Он шёл не бороться, он шёл понять. Воин в нём осознал своё поражение и полную негодность своего оружия против этого нового врага, но философ, который родился и вырос в нём за годы жизни в этом наполненным знаниями, библиотеками и университетами великом греческом полисе, жаждал изучить это явление. Умирая, он силился постичь — что же это такое на самом деле? Что же это за страшный и непобедимый враг, с которым столкнулась и перед которым оказалась такой беззащитной его непобедимая империя?
Похоже, к площади брёл не только он один. То тут, то там на тёмной улице было видно, что к ней ковыляли слабые тени. Иногда поодиночке, иногда группками.
Войска вокруг площади ещё стояли, но солдаты как-то жались к кострам, совершенно не препятствуя движению, так что практически оцепления не было. Один из легионеров, видно заметив определяющую его стату одежду, было, к нему подошёл, вытянув уже руку для приветствия, но, глянув в лицо, смутился и быстро отступил к костру.
Наместник притронулся к своей щеке, и вместо упругой кожи почувствовал что-то рыхло-склизкое. Он усмехнулся и направился к колонне, вокруг которой снова собрался табор издыхающих от болезни, как будто совсем недавно и не было их безжалостного массового избиения и полного очищения всей этой территории.

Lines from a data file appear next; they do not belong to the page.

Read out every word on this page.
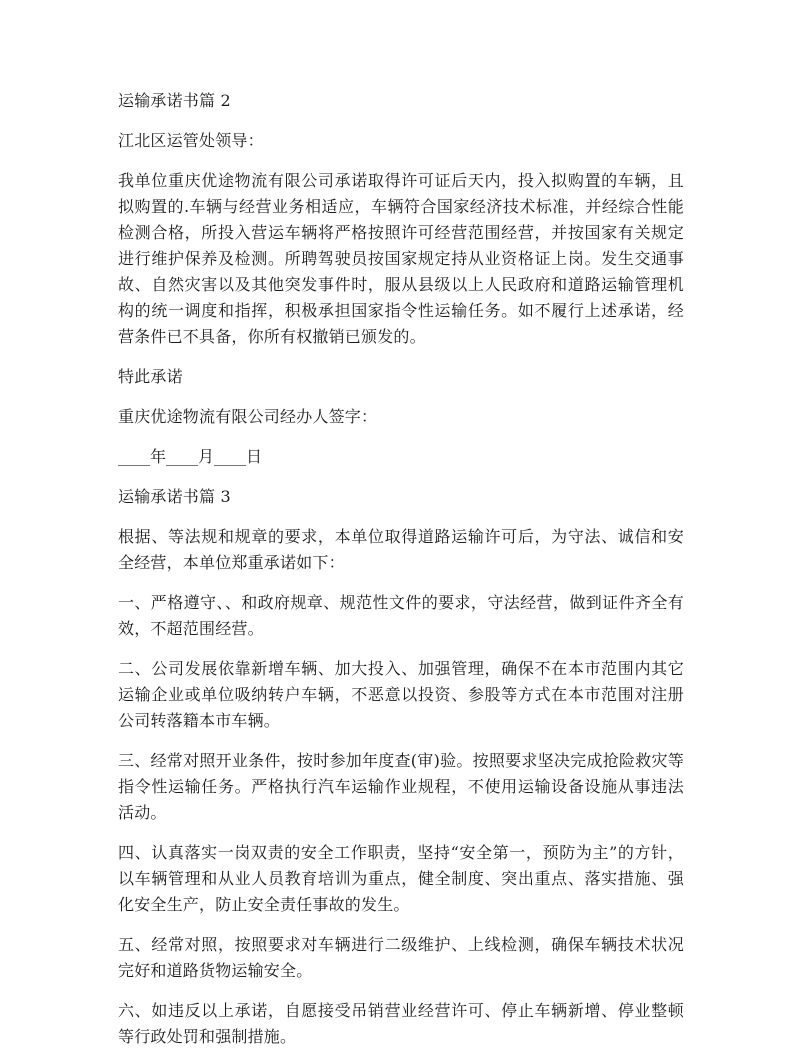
运输承诺书篇 2

江北区运管处领导：

我单位重庆优途物流有限公司承诺取得许可证后天内，投入拟购置的车辆，且拟购置的.车辆与经营业务相适应，车辆符合国家经济技术标准，并经综合性能检测合格，所投入营运车辆将严格按照许可经营范围经营，并按国家有关规定进行维护保养及检测。所聘驾驶员按国家规定持从业资格证上岗。发生交通事故、自然灾害以及其他突发事件时，服从县级以上人民政府和道路运输管理机构的统一调度和指挥，积极承担国家指令性运输任务。如不履行上述承诺，经营条件已不具备，你所有权撤销已颁发的。

特此承诺

重庆优途物流有限公司经办人签字：

____年____月____日

运输承诺书篇 3

根据、等法规和规章的要求，本单位取得道路运输许可后，为守法、诚信和安全经营，本单位郑重承诺如下：

一、严格遵守、、和政府规章、规范性文件的要求，守法经营，做到证件齐全有效，不超范围经营。

二、公司发展依靠新增车辆、加大投入、加强管理，确保不在本市范围内其它运输企业或单位吸纳转户车辆，不恶意以投资、参股等方式在本市范围对注册公司转落籍本市车辆。

三、经常对照开业条件，按时参加年度查(审)验。按照要求坚决完成抢险救灾等指令性运输任务。严格执行汽车运输作业规程，不使用运输设备设施从事违法活动。

四、认真落实一岗双责的安全工作职责，坚持“安全第一，预防为主”的方针，以车辆管理和从业人员教育培训为重点，健全制度、突出重点、落实措施、强化安全生产，防止安全责任事故的发生。

五、经常对照，按照要求对车辆进行二级维护、上线检测，确保车辆技术状况完好和道路货物运输安全。

六、如违反以上承诺，自愿接受吊销营业经营许可、停止车辆新增、停业整顿等行政处罚和强制措施。
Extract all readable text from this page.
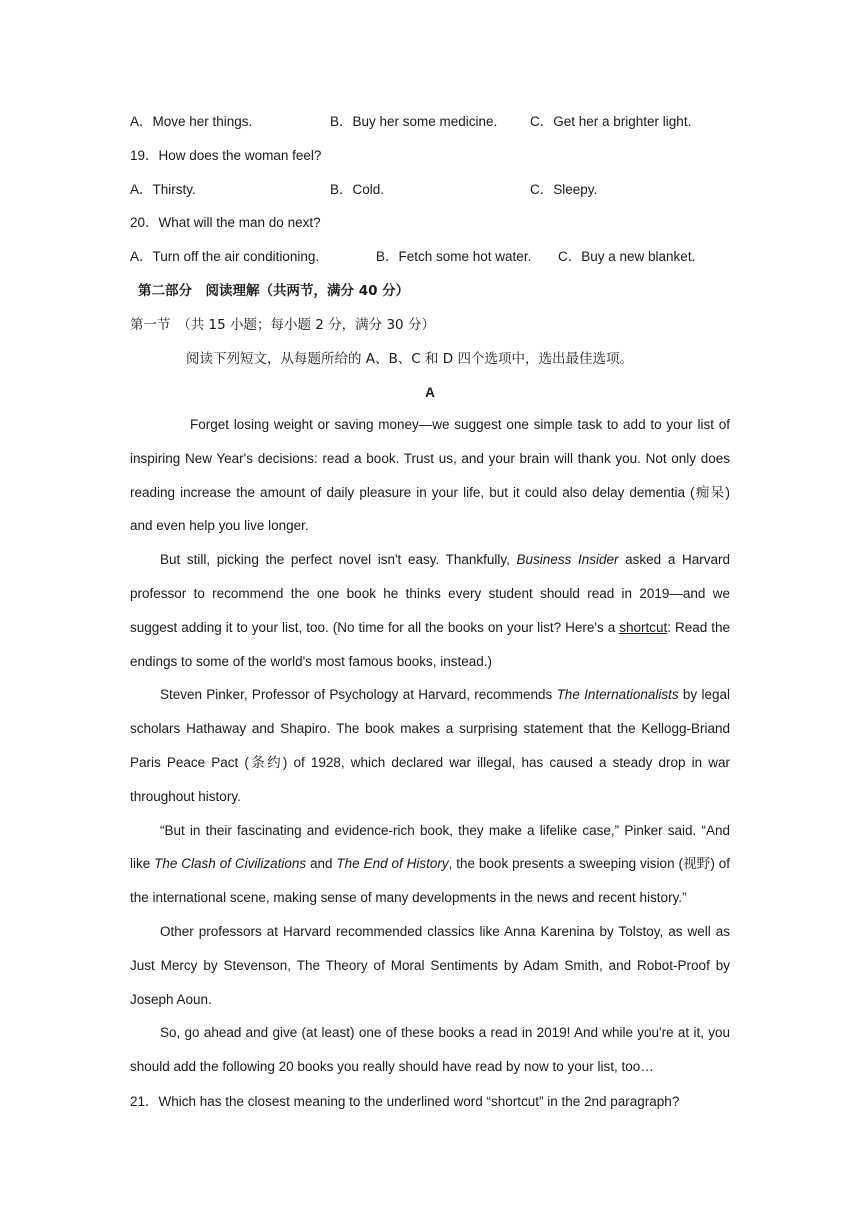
A．Move her things.	B．Buy her some medicine. C．Get her a brighter light.
19．How does the woman feel?
A．Thirsty.	B．Cold.	C．Sleepy.
20．What will the man do next?
A．Turn off the air conditioning.	B．Fetch some hot water. C．Buy a new blanket.
第二部分　阅读理解（共两节，满分 40 分）
第一节　（共 15 小题；每小题 2 分，满分 30 分）
阅读下列短文，从每题所给的 A、B、C 和 D 四个选项中，选出最佳选项。
A

Forget losing weight or saving money—we suggest one simple task to add to your list of inspiring New Year's decisions: read a book. Trust us, and your brain will thank you. Not only does reading increase the amount of daily pleasure in your life, but it could also delay dementia (痴呆) and even help you live longer.

But still, picking the perfect novel isn't easy. Thankfully, Business Insider asked a Harvard professor to recommend the one book he thinks every student should read in 2019—and we suggest adding it to your list, too. (No time for all the books on your list? Here's a shortcut: Read the endings to some of the world's most famous books, instead.)

Steven Pinker, Professor of Psychology at Harvard, recommends The Internationalists by legal scholars Hathaway and Shapiro. The book makes a surprising statement that the Kellogg-Briand Paris Peace Pact (条约) of 1928, which declared war illegal, has caused a steady drop in war throughout history.

“But in their fascinating and evidence-rich book, they make a lifelike case,” Pinker said. “And like The Clash of Civilizations and The End of History, the book presents a sweeping vision (视野) of the international scene, making sense of many developments in the news and recent history.”

Other professors at Harvard recommended classics like Anna Karenina by Tolstoy, as well as Just Mercy by Stevenson, The Theory of Moral Sentiments by Adam Smith, and Robot-Proof by Joseph Aoun.

So, go ahead and give (at least) one of these books a read in 2019! And while you're at it, you should add the following 20 books you really should have read by now to your list, too…

21．Which has the closest meaning to the underlined word “shortcut” in the 2nd paragraph?
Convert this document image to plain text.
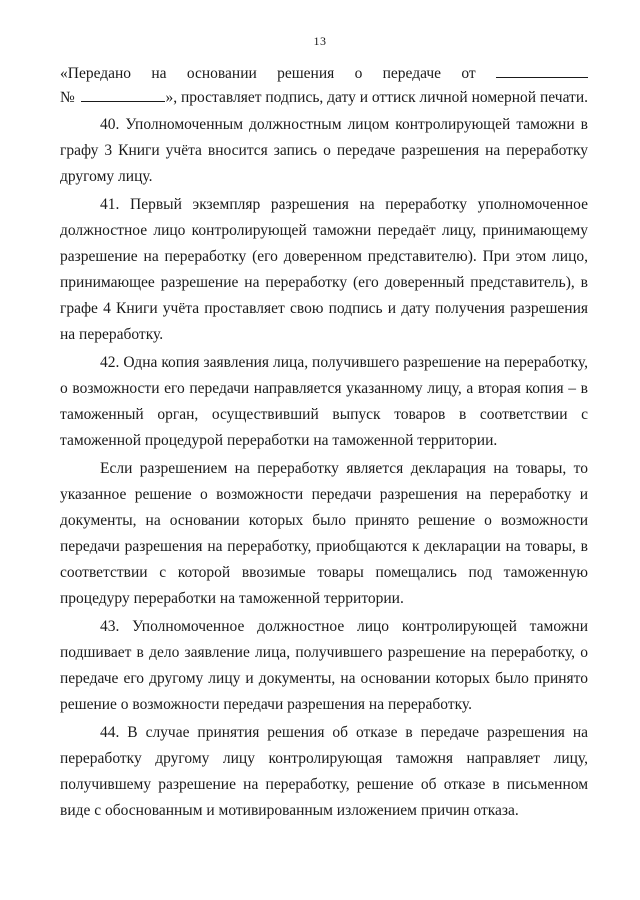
13
«Передано на основании решения о передаче от
№	», проставляет подпись, дату и оттиск личной номерной печати.

40. Уполномоченным должностным лицом контролирующей таможни в графу 3 Книги учёта вносится запись о передаче разрешения на переработку другому лицу.

41. Первый экземпляр разрешения на переработку уполномоченное должностное лицо контролирующей таможни передаёт лицу, принимающему разрешение на переработку (его доверенном представителю). При этом лицо, принимающее разрешение на переработку (его доверенный представитель), в графе 4 Книги учёта проставляет свою подпись и дату получения разрешения на переработку.

42. Одна копия заявления лица, получившего разрешение на переработку, о возможности его передачи направляется указанному лицу, а вторая копия – в таможенный орган, осуществивший выпуск товаров в соответствии с таможенной процедурой переработки на таможенной территории.

Если разрешением на переработку является декларация на товары, то указанное решение о возможности передачи разрешения на переработку и документы, на основании которых было принято решение о возможности передачи разрешения на переработку, приобщаются к декларации на товары, в соответствии с которой ввозимые товары помещались под таможенную процедуру переработки на таможенной территории.

43. Уполномоченное должностное лицо контролирующей таможни подшивает в дело заявление лица, получившего разрешение на переработку, о передаче его другому лицу и документы, на основании которых было принято решение о возможности передачи разрешения на переработку.

44. В случае принятия решения об отказе в передаче разрешения на переработку другому лицу контролирующая таможня направляет лицу, получившему разрешение на переработку, решение об отказе в письменном виде с обоснованным и мотивированным изложением причин отказа.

Когда он достиг её подножия, силы практически оставили его. Он в измождение упал на ступени у массивного основания колонны, прислонившись спиной к уходящему в высь мрамору, содрогнувшись на миг от вида полностью изгадивших её каких-то осклизлых потёков. Видно пока так и не убранный с её вершины труп Мразогория обильно потёк, стремительно разлагаясь на жаре. Но сил отползти туда, где почище, уже не было, и он, прикоснувшись к её липкой поверхности, бессильно сидел, прерывисто дыша, и отрешённо смотря, как вокруг копошатся и умирают другие несчастные.
Он всё силился понять среди этого триумфа смерти— какой же Мир они несут с собой, что это за спасение, о котором они столько говорили и которое так ждали, и можно ли как-то это перебороть?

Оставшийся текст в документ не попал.